It isn’t even close to the peak of Texas’s sizzling summer season and already the state’s power grid has given out two warnings of tight conditions after a higher-than-usual volume of plants went offline. Wear and tear from the February winter storm is one possible explanation; market manipulation is another. They aren’t mutually exclusive.

Warm weather and low wind output played a role, but what was surprising about the alerts—one in April, the other in June—was the number of power plants that were offline at the same time. On June 14, the Electricity Reliability Council of Texas, the state’s grid operator, said some 11 gigawatts of generation (roughly 15% of that day’s peak load forecast and enough to power 2.2 million homes in the summer) was on forced outage for repairs. In April, Ercot had said roughly 33 GW of generation was out of service for maintenance. Of course, that isn’t entirely surprising after the February disaster that strained the entire system and left millions without power.

The exact causes of the outages aren’t all accounted for. Texas regulators on Wednesday ordered Ercot to release that kind of information within three days instead of the usual 60 days for any outages that occur this summer. Ercot is expected to release information on the June outages this week. While that will offer some color, it likely won’t be the full story, especially given that the information will be based on whatever the power plants have told Ercot. The independent market monitor, Potomac Economics, will investigate whether any market manipulation took place in those two events.
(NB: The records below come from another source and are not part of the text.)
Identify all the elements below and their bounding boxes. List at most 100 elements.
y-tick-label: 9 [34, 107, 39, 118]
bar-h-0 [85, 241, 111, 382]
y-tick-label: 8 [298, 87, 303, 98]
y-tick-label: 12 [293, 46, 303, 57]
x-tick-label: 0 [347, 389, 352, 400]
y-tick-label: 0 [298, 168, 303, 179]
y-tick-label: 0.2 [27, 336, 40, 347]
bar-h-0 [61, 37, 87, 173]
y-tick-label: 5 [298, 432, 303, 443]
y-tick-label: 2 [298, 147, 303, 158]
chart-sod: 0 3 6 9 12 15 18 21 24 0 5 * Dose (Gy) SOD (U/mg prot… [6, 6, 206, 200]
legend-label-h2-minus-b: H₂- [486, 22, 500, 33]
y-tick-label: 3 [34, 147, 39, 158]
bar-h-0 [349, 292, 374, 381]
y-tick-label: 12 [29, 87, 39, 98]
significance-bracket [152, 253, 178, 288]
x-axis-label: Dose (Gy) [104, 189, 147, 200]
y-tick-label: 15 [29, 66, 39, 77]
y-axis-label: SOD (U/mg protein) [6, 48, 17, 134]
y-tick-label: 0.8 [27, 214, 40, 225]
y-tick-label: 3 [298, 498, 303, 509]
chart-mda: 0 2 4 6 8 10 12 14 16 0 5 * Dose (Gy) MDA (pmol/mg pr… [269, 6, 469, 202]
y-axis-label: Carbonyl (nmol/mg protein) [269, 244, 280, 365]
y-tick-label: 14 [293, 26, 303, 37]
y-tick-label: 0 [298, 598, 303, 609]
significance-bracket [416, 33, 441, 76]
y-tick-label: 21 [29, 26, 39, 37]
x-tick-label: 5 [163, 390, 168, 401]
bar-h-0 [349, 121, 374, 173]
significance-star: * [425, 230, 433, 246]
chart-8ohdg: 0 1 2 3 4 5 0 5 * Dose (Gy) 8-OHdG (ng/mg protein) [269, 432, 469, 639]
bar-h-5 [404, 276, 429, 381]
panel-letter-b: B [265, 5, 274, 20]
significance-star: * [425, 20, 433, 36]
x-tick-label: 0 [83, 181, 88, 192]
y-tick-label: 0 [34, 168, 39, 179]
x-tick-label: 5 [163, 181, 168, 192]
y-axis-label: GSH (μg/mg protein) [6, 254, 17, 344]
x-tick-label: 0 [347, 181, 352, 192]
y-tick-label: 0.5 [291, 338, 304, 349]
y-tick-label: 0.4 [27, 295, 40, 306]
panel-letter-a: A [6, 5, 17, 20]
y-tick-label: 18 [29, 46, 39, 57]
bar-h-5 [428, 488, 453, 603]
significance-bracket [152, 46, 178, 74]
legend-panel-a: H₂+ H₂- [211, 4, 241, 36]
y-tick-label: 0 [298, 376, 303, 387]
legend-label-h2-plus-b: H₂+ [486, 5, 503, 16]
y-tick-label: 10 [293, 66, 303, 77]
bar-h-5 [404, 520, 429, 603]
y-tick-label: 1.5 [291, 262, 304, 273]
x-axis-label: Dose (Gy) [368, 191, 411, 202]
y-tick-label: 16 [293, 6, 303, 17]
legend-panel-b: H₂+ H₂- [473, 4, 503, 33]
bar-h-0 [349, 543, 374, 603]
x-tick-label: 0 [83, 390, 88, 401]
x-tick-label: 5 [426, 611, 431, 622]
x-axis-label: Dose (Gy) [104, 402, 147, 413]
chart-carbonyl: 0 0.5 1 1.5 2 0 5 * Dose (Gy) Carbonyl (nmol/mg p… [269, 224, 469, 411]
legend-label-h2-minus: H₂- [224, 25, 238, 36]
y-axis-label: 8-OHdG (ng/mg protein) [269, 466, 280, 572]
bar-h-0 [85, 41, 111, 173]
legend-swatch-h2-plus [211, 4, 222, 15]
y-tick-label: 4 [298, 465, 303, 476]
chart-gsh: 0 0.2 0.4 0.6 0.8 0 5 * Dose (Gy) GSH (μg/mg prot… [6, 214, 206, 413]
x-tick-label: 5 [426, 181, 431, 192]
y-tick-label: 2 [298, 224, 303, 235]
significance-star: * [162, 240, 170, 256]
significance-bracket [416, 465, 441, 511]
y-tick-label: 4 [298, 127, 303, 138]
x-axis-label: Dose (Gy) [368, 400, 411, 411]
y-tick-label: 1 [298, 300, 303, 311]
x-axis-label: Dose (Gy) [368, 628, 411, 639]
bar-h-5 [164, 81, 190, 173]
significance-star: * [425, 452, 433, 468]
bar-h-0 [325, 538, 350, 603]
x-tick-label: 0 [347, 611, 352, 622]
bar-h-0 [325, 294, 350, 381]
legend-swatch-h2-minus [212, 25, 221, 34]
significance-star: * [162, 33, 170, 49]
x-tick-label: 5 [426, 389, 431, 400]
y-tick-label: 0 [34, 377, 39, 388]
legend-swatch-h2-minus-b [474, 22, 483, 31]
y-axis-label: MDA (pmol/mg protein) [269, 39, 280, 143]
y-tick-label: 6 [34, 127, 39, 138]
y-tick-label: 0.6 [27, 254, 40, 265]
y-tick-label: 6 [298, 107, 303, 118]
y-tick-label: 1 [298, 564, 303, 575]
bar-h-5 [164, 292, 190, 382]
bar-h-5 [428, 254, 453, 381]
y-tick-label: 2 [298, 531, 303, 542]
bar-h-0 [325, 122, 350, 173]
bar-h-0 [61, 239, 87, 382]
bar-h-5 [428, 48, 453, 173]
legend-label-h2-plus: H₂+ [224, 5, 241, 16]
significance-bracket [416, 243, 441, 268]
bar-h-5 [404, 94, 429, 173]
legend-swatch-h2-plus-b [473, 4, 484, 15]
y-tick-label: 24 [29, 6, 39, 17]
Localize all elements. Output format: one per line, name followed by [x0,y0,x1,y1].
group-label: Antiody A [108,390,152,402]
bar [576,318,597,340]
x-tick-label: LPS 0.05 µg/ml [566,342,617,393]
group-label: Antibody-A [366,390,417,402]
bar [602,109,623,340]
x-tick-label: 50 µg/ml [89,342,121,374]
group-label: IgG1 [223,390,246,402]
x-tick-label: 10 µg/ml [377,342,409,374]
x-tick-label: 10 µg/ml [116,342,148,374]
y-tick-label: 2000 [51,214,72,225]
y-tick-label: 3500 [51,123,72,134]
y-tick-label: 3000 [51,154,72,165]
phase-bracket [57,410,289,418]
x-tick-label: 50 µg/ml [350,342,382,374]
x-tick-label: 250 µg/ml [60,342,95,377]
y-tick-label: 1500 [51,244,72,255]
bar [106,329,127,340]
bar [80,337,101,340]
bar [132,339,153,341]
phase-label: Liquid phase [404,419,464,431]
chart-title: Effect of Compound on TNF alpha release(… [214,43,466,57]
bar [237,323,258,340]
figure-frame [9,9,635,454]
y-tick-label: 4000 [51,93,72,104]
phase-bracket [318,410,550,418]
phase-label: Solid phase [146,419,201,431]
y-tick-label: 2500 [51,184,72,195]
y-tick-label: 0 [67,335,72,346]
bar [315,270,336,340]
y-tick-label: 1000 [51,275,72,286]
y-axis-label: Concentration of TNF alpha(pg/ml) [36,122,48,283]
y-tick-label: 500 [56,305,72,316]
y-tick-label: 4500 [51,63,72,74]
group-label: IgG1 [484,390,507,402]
The tight supply conditions are a reminder of two separate but potentially compounding risks of a grid that offers large carrots in times of market tightness (up to $9,000 a megawatt-hour) but barely any sticks for being unavailable. Such a market gives generators little reason to maintain their power plants beyond the bare minimum, increasing the chances of unplanned outages. Secondly, in such a market, manipulation—withholding power from certain plants to reap outsize profits from others—is tempting. The combination seems to make for a potentially reinforcing spiral of risks, especially given the worn-down physical and financial state of power plants in Texas after the February storm.

The most obvious culprit for the outages is the storm itself, which left the grid severely strained. Beth Garza, former director of Ercot’s independent market monitor, pointed out that the June outages occurred on a Monday and that it isn’t uncommon for power plants to plan to go offline over the weekend for a quick fix only to have that outage extended because repairs took longer than expected.